Good community relations programs don't require a ton of money.

Let your community know that you care.
Carefully conceived community relations programs generate local awareness and positive images of your company. Successful programs increase your personal stature in the community, too. That'll pump up your own feelings of achievement. A good community relations program also:

  • Increases your company's ability to attract new business opportunities.

  • Introduces new prospective customers to your services and products.

  • Improves your employees' image of the company and, thus, their morale.

  • Makes hiring easier as prospective employees see the company in a positive light.

  • Establishes your company as a class act in the eyes of suppliers, creditors and lenders.


How to Get Started

Before you focus on specific things to do, outline your plans. Be sure that you consider these questions:

Who are the primary targets for your community relations campaign? Zero in on this area and make a priority list. Don't waste any of your efforts on secondary objectives.

What is the best means of communicating with your targets? Local newspapers? Radio/television? Company publications? Dinners/luncheons/picnics? Press conferences? News releases? Private meetings? You have to pick the media that are best suited to your messages, your image and your locale.

When is the best time to conduct campaigns or promote your activities? Which season? Weekdayv Weekend? Holiday?

Who in your organization is going to handle the detail work? What personnel are available? What about budget and costs?

What's the main objective of the campaign? When you come up with a specific answer to this question, you'll solve all the previous situations and be able to swing necessary company resources behind the program.

An “Employee of the Year” announcement can create positive feelings both inside and outside your organization.

Campaign Ideas

Many community activities don't require huge sums of money, though they all require careful preparation and follow-through. Which types of ideas are best for your firm depends on how you answered the questions in your campaign preparation. Following are some examples to jump-start the thought process.

Assist local programs for environmental improvements. Contribute pickup bags stenciled with your company's name to all local environmental organizations, participate in community recycling programs, sponsor an annual “Pick Up Liter Day” and give employees who volunteer to help clean up paid time off that day.

Institute an annual award. Pick a category of achievement to honor, such as a citizen/volunteer/businessperson/athlete/employee of the year award. Get your congressperson, mayor or some other official to present the award for increased media exposure.

Offer a facilities tour. Schools and service organizations, in particular, respond to such offers. School classes make them into educational field trips. Tailor your presentation to the group coming to visit. Send tour participants home with small favors - baseball caps, bumper stickers, shopping bags, pens, magnets, calendars and the like.

Put on periodic safe-driving courses. Ask your volunteer teachers to be trained by the Red Cross or AARP, so that insurance companies will give premium discounts to those course takers you certify have completed the course. Make a ceremony out of “graduation day” and let the media know about the event.

Support efforts of your employees who become active in community affairs. You may have employees active in volunteer firefighting, auxiliary police, the city or town council or other municipal agencies. Recognize those individuals in your community publications and post items on your company's Web site and in-house bulletin boards to encourage participation.

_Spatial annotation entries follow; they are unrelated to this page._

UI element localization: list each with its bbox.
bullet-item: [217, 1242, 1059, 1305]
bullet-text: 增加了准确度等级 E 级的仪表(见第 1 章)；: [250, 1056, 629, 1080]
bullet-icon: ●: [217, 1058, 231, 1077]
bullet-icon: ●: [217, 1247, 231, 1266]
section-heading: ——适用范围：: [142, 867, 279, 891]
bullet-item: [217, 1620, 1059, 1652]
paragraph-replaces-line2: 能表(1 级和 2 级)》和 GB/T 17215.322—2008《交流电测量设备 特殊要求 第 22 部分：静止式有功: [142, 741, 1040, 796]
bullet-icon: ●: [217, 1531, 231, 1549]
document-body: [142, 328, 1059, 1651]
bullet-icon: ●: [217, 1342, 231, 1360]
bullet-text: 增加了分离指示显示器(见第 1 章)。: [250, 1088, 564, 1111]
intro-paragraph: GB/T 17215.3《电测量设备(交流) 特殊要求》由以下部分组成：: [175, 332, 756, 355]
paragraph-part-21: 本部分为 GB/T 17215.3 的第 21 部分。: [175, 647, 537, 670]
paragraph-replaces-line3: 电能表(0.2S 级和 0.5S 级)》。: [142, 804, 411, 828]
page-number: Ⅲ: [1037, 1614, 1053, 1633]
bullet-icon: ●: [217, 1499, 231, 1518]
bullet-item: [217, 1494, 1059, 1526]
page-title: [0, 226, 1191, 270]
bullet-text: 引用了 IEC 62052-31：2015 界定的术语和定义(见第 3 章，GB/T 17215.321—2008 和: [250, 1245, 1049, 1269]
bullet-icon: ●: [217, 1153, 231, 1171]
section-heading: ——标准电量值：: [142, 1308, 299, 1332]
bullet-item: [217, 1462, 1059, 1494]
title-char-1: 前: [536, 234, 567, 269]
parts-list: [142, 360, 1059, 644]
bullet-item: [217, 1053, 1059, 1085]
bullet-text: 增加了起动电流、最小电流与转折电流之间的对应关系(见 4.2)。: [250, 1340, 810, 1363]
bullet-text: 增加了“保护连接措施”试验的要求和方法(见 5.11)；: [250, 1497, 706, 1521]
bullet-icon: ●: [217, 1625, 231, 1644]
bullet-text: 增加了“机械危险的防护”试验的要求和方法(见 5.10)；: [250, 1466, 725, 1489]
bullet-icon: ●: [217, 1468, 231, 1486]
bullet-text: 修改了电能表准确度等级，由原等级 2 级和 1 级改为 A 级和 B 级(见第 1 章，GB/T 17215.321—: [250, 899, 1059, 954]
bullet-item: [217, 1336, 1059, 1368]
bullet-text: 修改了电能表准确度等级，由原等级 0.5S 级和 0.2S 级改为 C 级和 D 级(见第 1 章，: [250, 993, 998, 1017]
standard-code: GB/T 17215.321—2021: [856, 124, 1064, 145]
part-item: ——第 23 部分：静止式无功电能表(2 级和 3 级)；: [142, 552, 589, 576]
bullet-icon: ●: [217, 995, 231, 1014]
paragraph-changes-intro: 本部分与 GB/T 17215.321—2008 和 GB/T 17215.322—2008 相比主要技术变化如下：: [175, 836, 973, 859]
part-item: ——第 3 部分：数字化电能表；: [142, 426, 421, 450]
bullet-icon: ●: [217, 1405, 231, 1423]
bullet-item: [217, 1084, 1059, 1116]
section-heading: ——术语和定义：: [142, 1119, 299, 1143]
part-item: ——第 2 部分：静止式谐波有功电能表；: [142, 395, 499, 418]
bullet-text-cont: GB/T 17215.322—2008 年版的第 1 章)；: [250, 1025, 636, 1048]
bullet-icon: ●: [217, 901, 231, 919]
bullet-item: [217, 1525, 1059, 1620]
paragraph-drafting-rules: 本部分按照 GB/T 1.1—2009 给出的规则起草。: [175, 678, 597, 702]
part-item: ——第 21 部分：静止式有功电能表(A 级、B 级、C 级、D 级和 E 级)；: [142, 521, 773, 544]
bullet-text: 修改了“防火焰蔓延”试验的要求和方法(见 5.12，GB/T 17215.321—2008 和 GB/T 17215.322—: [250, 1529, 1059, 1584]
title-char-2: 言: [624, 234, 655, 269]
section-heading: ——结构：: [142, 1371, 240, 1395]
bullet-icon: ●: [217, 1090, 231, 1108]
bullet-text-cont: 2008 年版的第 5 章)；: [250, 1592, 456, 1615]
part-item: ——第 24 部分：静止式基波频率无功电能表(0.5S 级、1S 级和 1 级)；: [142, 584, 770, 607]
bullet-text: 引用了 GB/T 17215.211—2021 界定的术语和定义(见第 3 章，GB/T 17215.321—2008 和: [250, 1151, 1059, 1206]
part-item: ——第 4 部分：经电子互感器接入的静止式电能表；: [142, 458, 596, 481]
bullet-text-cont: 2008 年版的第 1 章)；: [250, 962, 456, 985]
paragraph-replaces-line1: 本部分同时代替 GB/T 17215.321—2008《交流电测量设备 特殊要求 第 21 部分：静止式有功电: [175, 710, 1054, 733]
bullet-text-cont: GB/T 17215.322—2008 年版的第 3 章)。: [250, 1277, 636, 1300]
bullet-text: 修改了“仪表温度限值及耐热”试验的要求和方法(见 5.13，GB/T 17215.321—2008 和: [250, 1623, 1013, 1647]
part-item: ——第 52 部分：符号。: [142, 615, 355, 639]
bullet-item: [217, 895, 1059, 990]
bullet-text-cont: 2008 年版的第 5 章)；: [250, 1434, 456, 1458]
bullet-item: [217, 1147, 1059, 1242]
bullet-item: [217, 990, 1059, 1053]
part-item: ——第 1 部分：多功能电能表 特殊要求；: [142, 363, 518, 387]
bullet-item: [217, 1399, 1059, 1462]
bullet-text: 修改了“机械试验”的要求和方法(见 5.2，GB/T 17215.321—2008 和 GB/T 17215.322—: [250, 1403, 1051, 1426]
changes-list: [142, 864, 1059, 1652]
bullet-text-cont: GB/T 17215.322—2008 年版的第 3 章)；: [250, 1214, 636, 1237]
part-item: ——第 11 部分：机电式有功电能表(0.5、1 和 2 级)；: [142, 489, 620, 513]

Encourage employees to get involved in local charities and give them paid time off. Charitable work brings great credit to the individuals, some of which rubs off on your company. Offer matching contributions to local community funds and charities. Agree to match the contributions made by your employees. Publicize fund-raising drives and your company's participation in them.

Keep in regular contact with civic groups, schools and similar organizations and offer to provide speakers for their various functions. You need, of course, to adapt your speakers' talks to the groups and to make sure their speeches aren't just sales promotions for your company.

Sponsor a contest or competition. Choose a subject with local appeal and, whenever possible, with a link to your business.

Celebrate special occasions. Consider, for special events, the length of time your company has been in business in your community, records set by local employees for sales or production, honors for employees' length of service, attendance records or other achievements. Include in these special events any activity that makes news - banquets, picnics, sporting events, parades, etc.

Produce consumer-oriented literature. Certainly, “Ten Reasons to Have Your Well Checked” and “Do You Know What's in Your Water?” make useful leaflets. Also good might be a list of emergency telephone numbers in your area that goes by the telephone, or a flyer and/or wallet-sized card with CPR instructions. Select subjects that are relevant and topical - and make sure your organization is properly credited for their creation.

Use your company's human resources. Offer the services of your financial whiz to help solve a vexing problem on how best to raise and invest funds for a community project. When your people help to solve local problems, they vastly improve outsiders' perceptions of your company.

Earn Good Press

A really effective community relations program won't get off the ground without the support of the local media. They quickly can convey to large audiences information about your programs with the additional benefit of favorable publicity for your company and its people. Even with media backing, however, any program may not really click on all cylinders in the very first year. So persist.

To earn good press, make sure that all reporters, writers and editors receive significant news without delay and in the most convenient form for their use. Develop good rapport with the editorial and news personnel of the local media. And don't forget to let National Driller know what you're up to.

Well-conceived community relations programs help you, too, to accomplish the objectives you've laid out in your planning.